Antonio Russo, the Global Chair of the Tax practice at Baker McKenzie said, “We are seeing year-on-year increases in the number of tax disputes and audits being brought. This represents a significant challenge to organizations, stretching tax resources to respond to wide-reaching policy change. This comes alongside a marked increase in the value of tax disputes, a trend that we expect to continue this year. While many organizations have grown through the pandemic, the financial position of many companies suffered. There remains the potential for large tax adjustments, including those relating to historic tax years due to a lag in audit periods, which represent significant challenges to tax payers' financial performance.”
5. Employment disputes
Increased employee mobility and the tight job market, making it harder for employers to fill vacancies, are the major factors behind an uptick in restrictive covenant enforcement claims filed by employers, particularly across North America and the Asia Pacific region.
A number of risks result from the post-Covid return to the office. There is frequently a mismatch in employer and worker expectations around what hybrid working looks like in practice. Tensions between accommodating a desire for flexibility and establishing effective working relationships and culture are a potential breeding ground for employment disputes.
In North America and Europe, unions are becoming more active.

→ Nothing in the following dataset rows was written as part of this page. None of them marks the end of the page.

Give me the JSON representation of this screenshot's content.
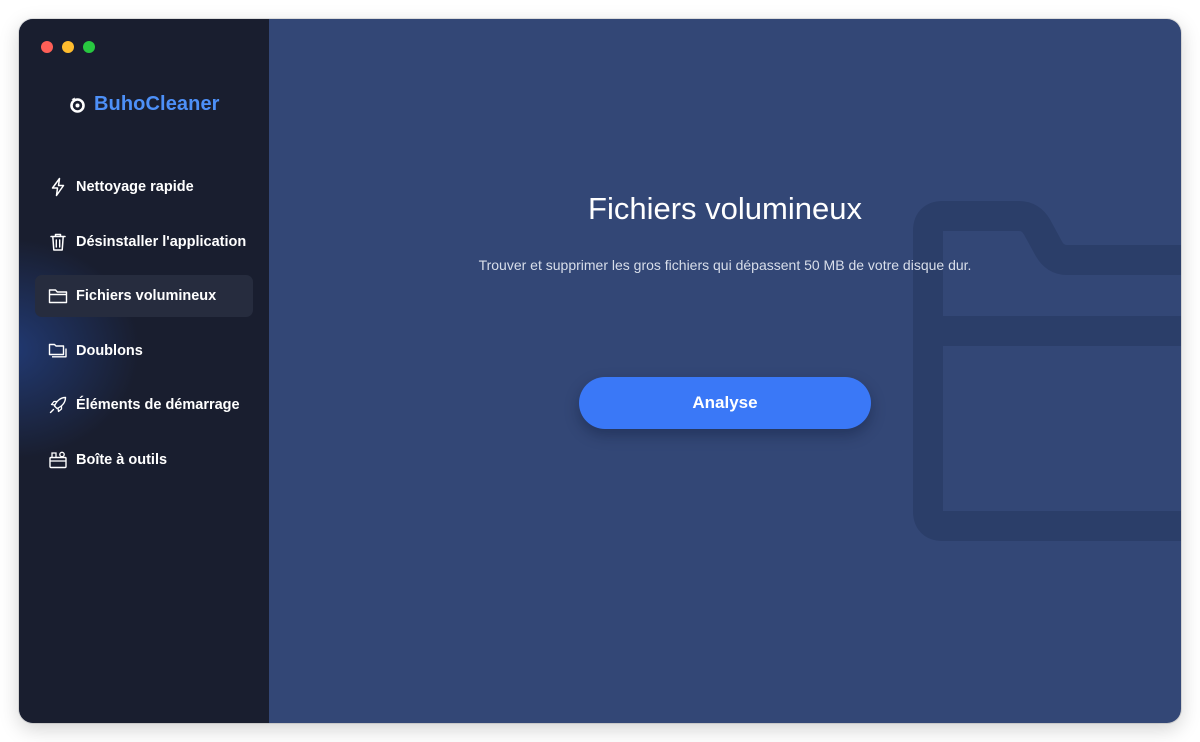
{
  "app": {
    "name": "BuhoCleaner"
  },
  "colors": {
    "accent": "#3a78f7",
    "brand": "#4d90f8",
    "sidebar_bg": "#191e2f",
    "main_bg": "#334776"
  },
  "sidebar": {
    "items": [
      {
        "label": "Nettoyage rapide",
        "icon": "lightning-icon",
        "active": false
      },
      {
        "label": "Désinstaller l'application",
        "icon": "trash-icon",
        "active": false
      },
      {
        "label": "Fichiers volumineux",
        "icon": "folder-icon",
        "active": true
      },
      {
        "label": "Doublons",
        "icon": "duplicate-folder-icon",
        "active": false
      },
      {
        "label": "Éléments de démarrage",
        "icon": "rocket-icon",
        "active": false
      },
      {
        "label": "Boîte à outils",
        "icon": "toolbox-icon",
        "active": false
      }
    ]
  },
  "main": {
    "title": "Fichiers volumineux",
    "subtitle": "Trouver et supprimer les gros fichiers qui dépassent 50 MB de votre disque dur.",
    "scan_button": "Analyse"
  }
}
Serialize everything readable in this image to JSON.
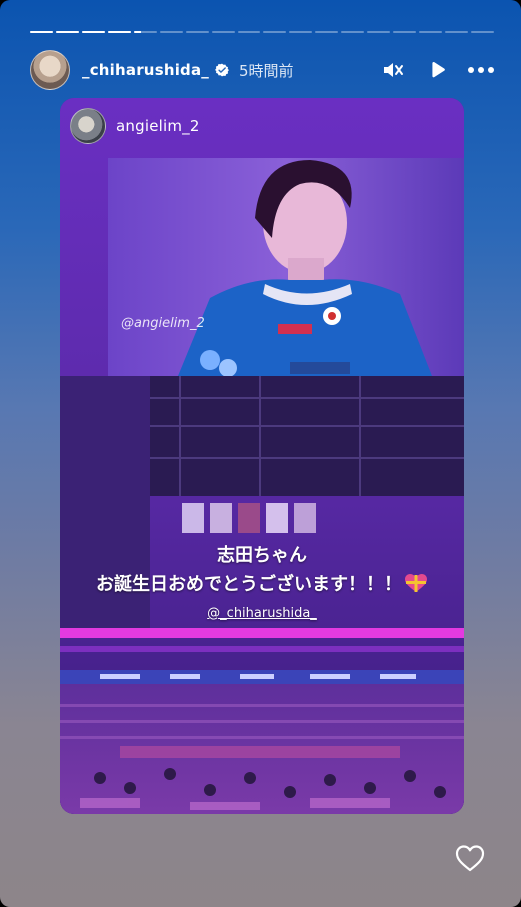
{
  "story": {
    "progress": {
      "segments": 18,
      "completed": 4,
      "current_fraction": 0.3
    },
    "header": {
      "username": "_chiharushida_",
      "time": "5時間前",
      "verified": true,
      "icons": {
        "mute": "speaker-muted-icon",
        "play": "play-icon",
        "more": "more-options-icon"
      }
    },
    "shared_post": {
      "username": "angielim_2",
      "watermark": "@angielim_2"
    },
    "caption": {
      "line1": "志田ちゃん",
      "line2": "お誕生日おめでとうございます！！！",
      "mention": "@_chiharushida_"
    },
    "footer": {
      "like_icon": "heart-outline-icon"
    },
    "colors": {
      "accent_magenta": "#e33ae0",
      "jersey_blue": "#1c63c7"
    }
  }
}
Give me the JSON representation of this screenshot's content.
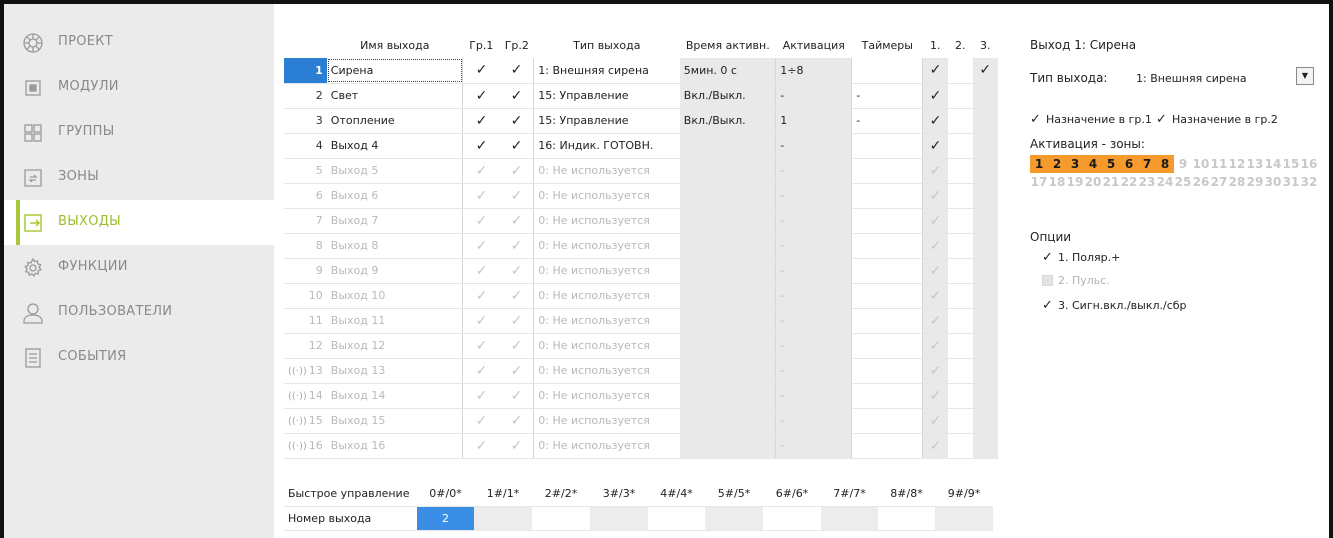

The rise in industrial action, spurred on by the current economic climate and cost of living crisis, means there is an anticipated increase in litigation between trade unions and employers, as well as against governments.
Michael Brewer, the Global Chair of the Employment and Compensation practice at Baker McKenzie said, “The mix of major employee layoffs, global labour unrest and workplace changes during the Covid-19 pandemic have created conditions ripe for a substantial increase in employment litigation in 2023.”